Implement the TeaFile format. It is row-oriented, binary, and primarily intended for time-series data.
The primary API is compatible with the Tables.jl interface.
We create the following toy dataset:
using Dates
using DataFrames
x = DataFrame(t=[DateTime(2000), DateTime(2001), DateTime(2002)], a=[1, 2, 3], b=[10.0, 20.0, 30.0])
This produces the following table:
3×3 DataFrame
Row │ t a b
│ DateTime Int64 Float64
─────┼─────────────────────────────────────
1 │ 2000-01-01T00:00:00 1 10.0
2 │ 2001-01-01T00:00:00 2 20.0
3 │ 2002-01-01T00:00:00 3 30.0
To write this to disk, we use TeaFiles.write
.
A tea file contains a header with various metadata, including column names and types which are automatically inferred from the table's schema.
Other supported metadata can be specified with optional arguments to TeaFiles.write
.
Note that the first column of DateTime
type, if present, is used as the primary index for the tea file.
As such the values therein must be non-decreasing in order to comply with the specification.
using TeaFiles
TeaFiles.write("moo.tea", x)
The data can be read back with TeaFiles.read
, which returns a Tables
-compatible object.
We can pipe this into the DataFrame
constructor to get an object that is equal to the origianl.
TeaFiles.read("moo.tea") |> DataFrame
If there is a time column, it is guaranteed that its values will be non-decreasing.
We can therefore efficiently read a small time interval in a large file by performing a binary search to find the start point.
One can specify this interval as an argument to TeaFiles.read
, for example:
y = TeaFiles.read("moo.tea"; lower=DateTime(2001)) |> DataFrame
println(y)
gives:
2×3 DataFrame
Row │ t a b
│ DateTime Int64 Float64
─────┼─────────────────────────────────────
1 │ 2001-01-01T00:00:00 2 20.0
2 │ 2002-01-01T00:00:00 3 30.0
-
We define the epoch relative to 0001-01-01. The specification states that the reference is 0000-01-01, however this seems to be an error.
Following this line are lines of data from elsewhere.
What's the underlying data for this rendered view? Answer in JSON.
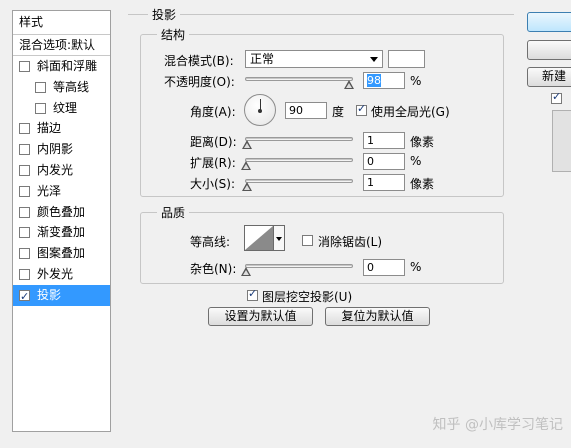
{
  "sidebar": {
    "header": "样式",
    "blend_options": "混合选项:默认",
    "items": [
      {
        "label": "斜面和浮雕",
        "checked": false,
        "indent": false,
        "selected": false
      },
      {
        "label": "等高线",
        "checked": false,
        "indent": true,
        "selected": false
      },
      {
        "label": "纹理",
        "checked": false,
        "indent": true,
        "selected": false
      },
      {
        "label": "描边",
        "checked": false,
        "indent": false,
        "selected": false
      },
      {
        "label": "内阴影",
        "checked": false,
        "indent": false,
        "selected": false
      },
      {
        "label": "内发光",
        "checked": false,
        "indent": false,
        "selected": false
      },
      {
        "label": "光泽",
        "checked": false,
        "indent": false,
        "selected": false
      },
      {
        "label": "颜色叠加",
        "checked": false,
        "indent": false,
        "selected": false
      },
      {
        "label": "渐变叠加",
        "checked": false,
        "indent": false,
        "selected": false
      },
      {
        "label": "图案叠加",
        "checked": false,
        "indent": false,
        "selected": false
      },
      {
        "label": "外发光",
        "checked": false,
        "indent": false,
        "selected": false
      },
      {
        "label": "投影",
        "checked": true,
        "indent": false,
        "selected": true
      }
    ]
  },
  "drop_shadow": {
    "title": "投影",
    "structure": {
      "title": "结构",
      "blend_mode_label": "混合模式(B):",
      "blend_mode_value": "正常",
      "shadow_color": "#ffffff",
      "opacity_label": "不透明度(O):",
      "opacity_value": "98",
      "opacity_unit": "%",
      "angle_label": "角度(A):",
      "angle_value": "90",
      "angle_unit": "度",
      "global_light_label": "使用全局光(G)",
      "global_light_checked": true,
      "distance_label": "距离(D):",
      "distance_value": "1",
      "distance_unit": "像素",
      "spread_label": "扩展(R):",
      "spread_value": "0",
      "spread_unit": "%",
      "size_label": "大小(S):",
      "size_value": "1",
      "size_unit": "像素"
    },
    "quality": {
      "title": "品质",
      "contour_label": "等高线:",
      "antialias_label": "消除锯齿(L)",
      "antialias_checked": false,
      "noise_label": "杂色(N):",
      "noise_value": "0",
      "noise_unit": "%"
    },
    "knockout_label": "图层挖空投影(U)",
    "knockout_checked": true,
    "make_default_label": "设置为默认值",
    "reset_default_label": "复位为默认值"
  },
  "right_panel": {
    "new_style_label": "新建"
  },
  "watermark": "知乎 @小库学习笔记"
}
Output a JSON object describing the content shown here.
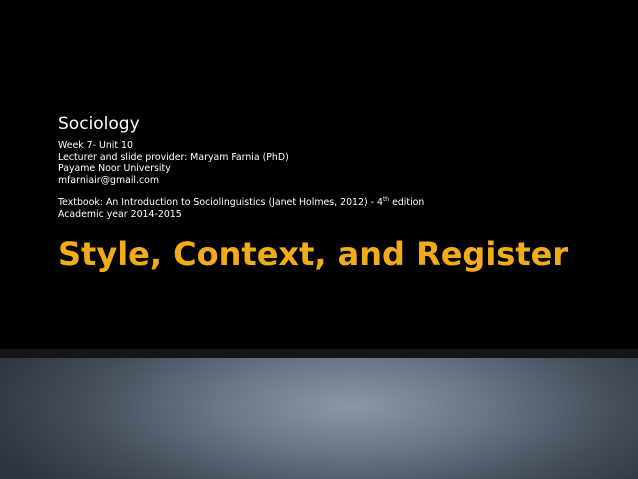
{
  "slide": {
    "subject": "Sociology",
    "week": "Week  7- Unit 10",
    "lecturer": "Lecturer and slide provider: Maryam Farnia (PhD)",
    "university": "Payame Noor University",
    "email": "mfarniair@gmail.com",
    "textbook_pre": "Textbook: An Introduction to Sociolinguistics (Janet Holmes, 2012) -  4",
    "textbook_sup": "th",
    "textbook_post": " edition",
    "academic_year": "Academic year 2014-2015",
    "title": "Style, Context, and Register"
  },
  "colors": {
    "background": "#000000",
    "title": "#f2ac18",
    "text": "#ffffff",
    "panel": "#6a7585"
  }
}
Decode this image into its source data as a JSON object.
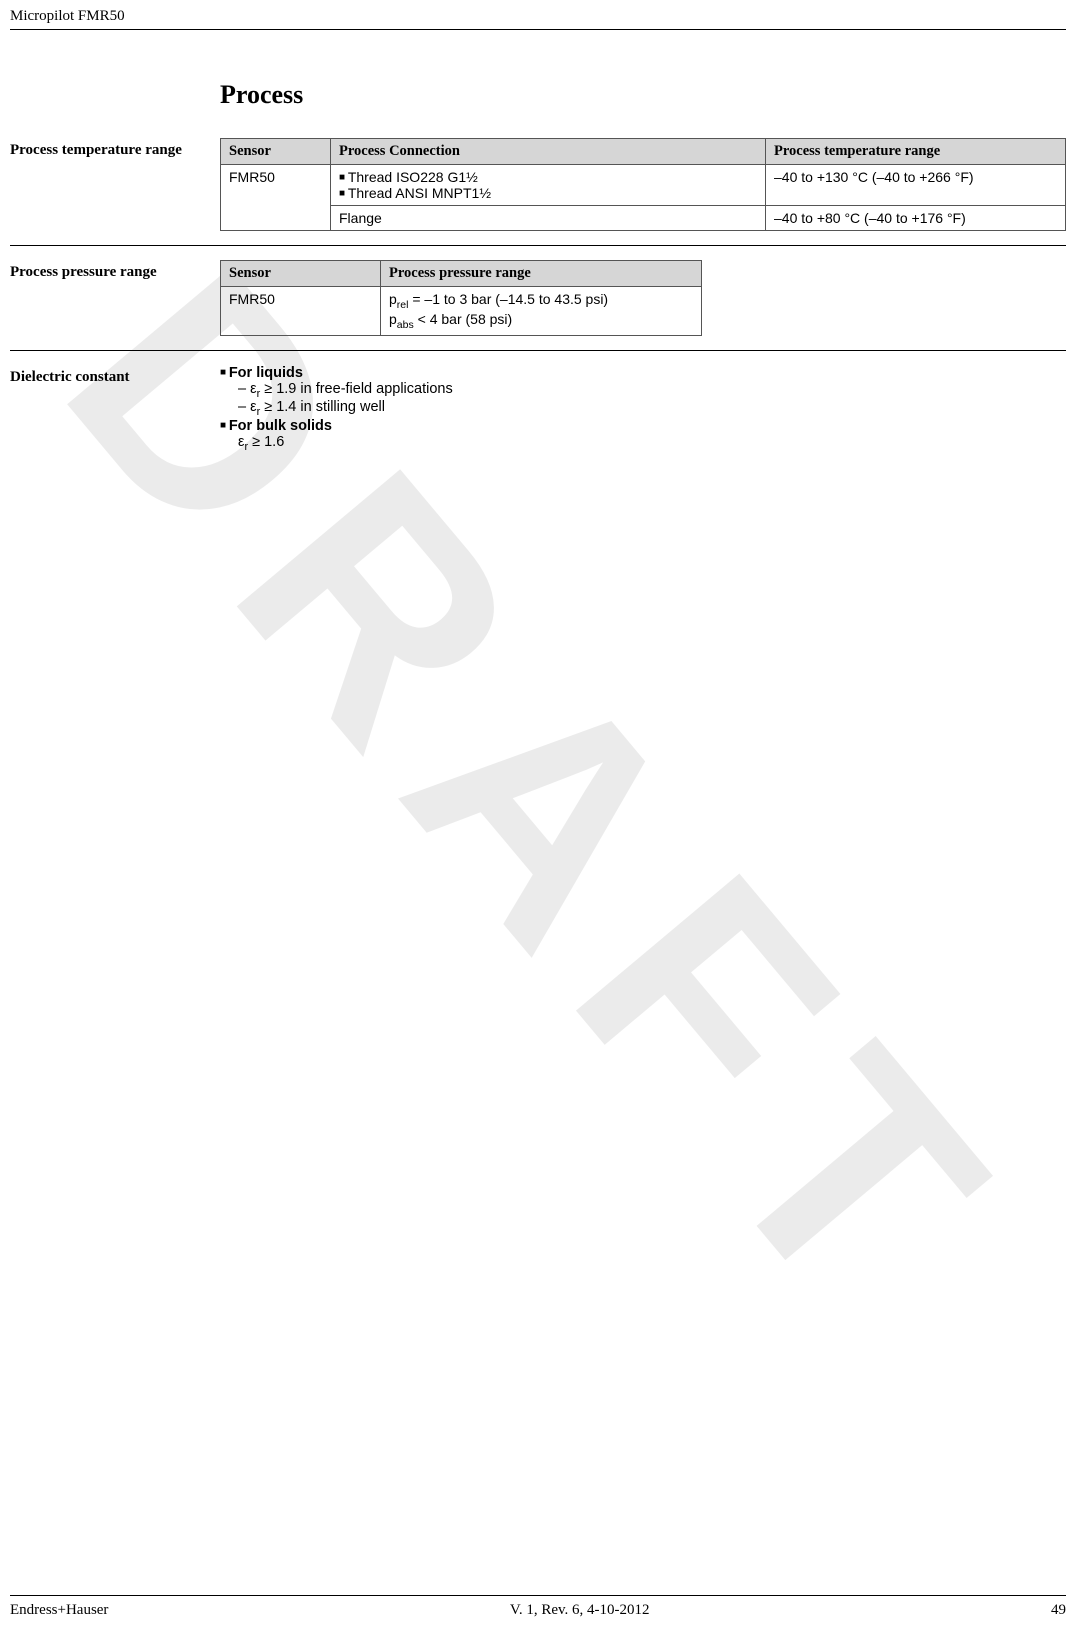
{
  "header": {
    "product": "Micropilot FMR50"
  },
  "watermark": "DRAFT",
  "section_title": "Process",
  "temp": {
    "sidehead": "Process temperature range",
    "headers": [
      "Sensor",
      "Process Connection",
      "Process temperature range"
    ],
    "sensor": "FMR50",
    "conn1a": "Thread ISO228 G1½",
    "conn1b": "Thread ANSI MNPT1½",
    "range1": "–40 to +130 °C (–40 to +266 °F)",
    "conn2": "Flange",
    "range2": "–40 to +80 °C (–40 to +176 °F)"
  },
  "press": {
    "sidehead": "Process pressure range",
    "headers": [
      "Sensor",
      "Process pressure range"
    ],
    "sensor": "FMR50",
    "line1_pre": "p",
    "line1_sub": "rel",
    "line1_post": " = –1 to 3 bar (–14.5 to 43.5 psi)",
    "line2_pre": "p",
    "line2_sub": "abs",
    "line2_post": " < 4 bar (58 psi)"
  },
  "diel": {
    "sidehead": "Dielectric constant",
    "liquids_label": "For liquids",
    "liq1_pre": "ε",
    "liq1_sub": "r",
    "liq1_post": " ≥ 1.9 in free-field applications",
    "liq2_pre": "ε",
    "liq2_sub": "r",
    "liq2_post": " ≥ 1.4 in stilling well",
    "solids_label": "For bulk solids",
    "sol_pre": "ε",
    "sol_sub": "r",
    "sol_post": " ≥ 1.6"
  },
  "footer": {
    "left": "Endress+Hauser",
    "center": "V. 1, Rev. 6, 4-10-2012",
    "right": "49"
  }
}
The example given within the specification, and Python & .NET implementations by DiscreteLogics, are consistent with a reference of 0001-01-01.
-
The specification makes no mention of time zones, and therefore we work with time-zone naive
DateTime
objects in Julia. Users are recommended to store times in UTC to avoid ambiguities around DST changepoints. -
We do not plan to support the .NET decimal type (type code
0x200
in the standard).